De kantonrechter is wel van oordeel dat Zilveren Kruis wel eerder haar eis had kunnen verminderen. In haar conclusie van repliek van 28 december 2022 erkent zij dat GGN op 28 november 2022 het bedrag van € 397,05 had ontvangen. Dit was vóór de roldatum waartegen Zilveren Kruis [gedaagde] had gedagvaard. Aangezien GGN ook de gemachtigde is van Zilveren Kruis in deze procedure had de eis op de eerste roldatum al kunnen worden verminderd met dit bedrag..
4.7.
Feitelijk gaat het thans dan ook over de vraag of [gedaagde] nog proceskosten verschuldigd is aan Zilveren Kruis. Vaststaat dat [gedaagde] na dagvaarding, maar vóór de eerste roldatum de volledige hoofdsom heeft betaald. Vanaf die eerste rolzitting op 30 november 2022 was de zaak aanhangig en kon Zilveren Kruis deze niet meer intrekken zonder het griffierecht verschuldigd te zijn.
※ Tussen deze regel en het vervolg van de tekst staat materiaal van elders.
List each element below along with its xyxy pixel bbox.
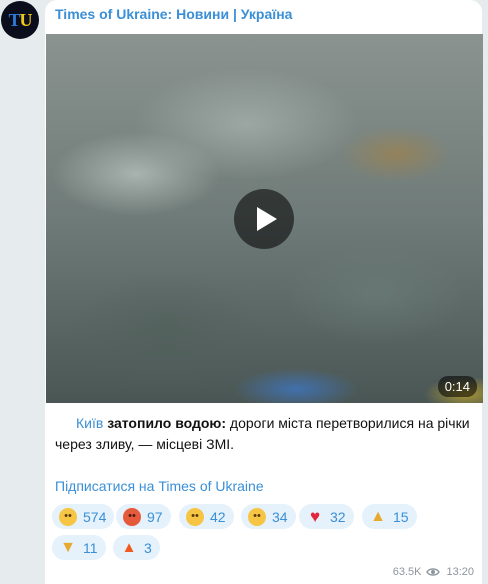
red-heart-icon: ♥ bbox=[309, 507, 321, 526]
crying-face-icon: •• bbox=[59, 507, 77, 526]
eye-icon bbox=[426, 568, 441, 576]
grimacing-face-icon: •• bbox=[248, 507, 266, 526]
message-time: 13:20 bbox=[446, 566, 474, 578]
reaction-count: 11 bbox=[83, 539, 98, 556]
fire-icon: ▲ bbox=[121, 539, 137, 556]
thinking-face-icon: •• bbox=[186, 507, 204, 526]
reaction-crying[interactable]: •• 574 bbox=[52, 504, 115, 529]
thumbs-up-icon: ▲ bbox=[370, 507, 386, 525]
message-caption: Київ затопило водою: дороги міста перетв… bbox=[55, 413, 475, 455]
reaction-count: 3 bbox=[144, 539, 152, 556]
reaction-heart[interactable]: ♥ 32 bbox=[299, 504, 354, 529]
reaction-count: 32 bbox=[330, 508, 346, 525]
reaction-angry[interactable]: •• 97 bbox=[116, 504, 171, 529]
subscribe-link[interactable]: Підписатися на Times of Ukraine bbox=[55, 478, 264, 494]
reaction-count: 97 bbox=[147, 508, 163, 525]
play-button[interactable] bbox=[234, 189, 294, 249]
message-meta: 63.5K 13:20 bbox=[393, 566, 474, 578]
avatar-letter-u: U bbox=[19, 9, 33, 30]
thumbs-down-icon: ▼ bbox=[60, 538, 76, 556]
view-count: 63.5K bbox=[392, 566, 422, 578]
reaction-count: 574 bbox=[83, 508, 107, 525]
play-icon bbox=[256, 207, 277, 231]
reaction-count: 42 bbox=[210, 508, 226, 525]
video-duration: 0:14 bbox=[437, 376, 477, 397]
caption-bold-text: затопило водою: bbox=[107, 415, 227, 431]
video-player[interactable]: 0:14 bbox=[46, 34, 483, 403]
reaction-count: 15 bbox=[393, 508, 409, 525]
reaction-grimacing[interactable]: •• 34 bbox=[241, 504, 296, 529]
avatar-letter-t: T bbox=[8, 9, 20, 30]
reaction-thinking[interactable]: •• 42 bbox=[179, 504, 234, 529]
reaction-count: 34 bbox=[272, 508, 288, 525]
angry-face-icon: •• bbox=[123, 507, 141, 526]
message-bubble: Times of Ukraine: Новини | Україна 0:14 … bbox=[45, 0, 483, 584]
channel-name[interactable]: Times of Ukraine: Новини | Україна bbox=[55, 6, 292, 22]
reaction-thumbs-up[interactable]: ▲ 15 bbox=[362, 504, 417, 529]
caption-city-link[interactable]: Київ bbox=[76, 415, 103, 431]
channel-avatar[interactable]: TU bbox=[1, 1, 39, 39]
reaction-thumbs-down[interactable]: ▼ 11 bbox=[52, 535, 106, 560]
reaction-fire[interactable]: ▲ 3 bbox=[113, 535, 160, 560]
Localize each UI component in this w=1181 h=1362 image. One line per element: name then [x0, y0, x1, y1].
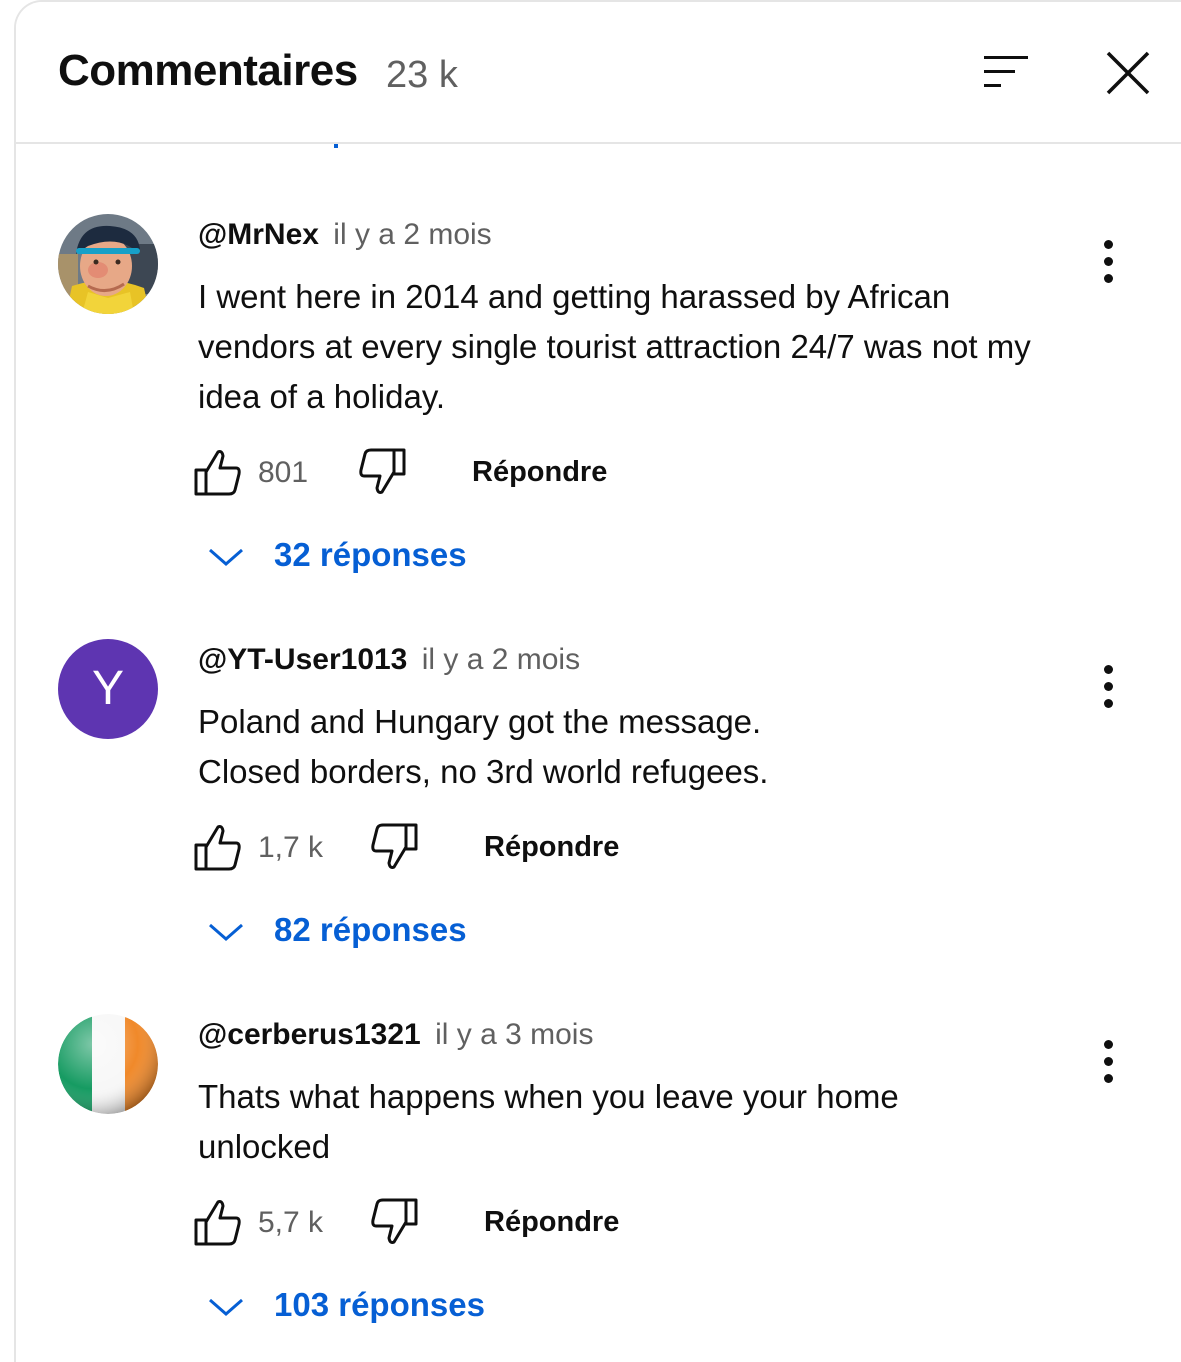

Op 30 november 2022 was haar vordering echter volledig voldaan.
4.8.
De kantonrechter kan kosten die nodeloos worden aangewend of veroorzaakt, voor rekening laten van de partij die deze kosten aanwendde of veroorzaakte. De kantonrechter ziet daar in dit geval aanleiding toe. Zilveren Kruis had er immers voor kunnen kiezen om de ontwikkelingen in de maand november 2022 nog af te wachten omdat [gedaagde] voor de datum van dagvaarding nogmaals zijn bereidheid kenbaar had gemaakt om de hoofdsom met rente te betalen. Ook had Zilveren Kruis de zaak alsnog kunnen intrekken omdat het bedrag van de vordering inclusief rente en kosten op de eerste roldatum al was betaald. Dit heeft zij niet gedaan. Daarom acht de kantonrechter het redelijk dat partijen ieder de eigen proceskosten dragen.
4.9.
De conclusie is dat de kantonrechter de vordering van Zilveren Kruis die thans alleen nog ziet op de proceskosten zal afwijzen.

5.De beslissing

De kantonrechter:
5.1.
wijst de vordering af;
5.2.
bepaalt dat partijen ieder de eigen kosten dragen.
Dit vonnis is gewezen door mr. R.I.V. Scherpenhuijzen Rom, kantonrechter en op bovengenoemde datum in het openbaar uitgesproken in aanwezigheid van de griffier.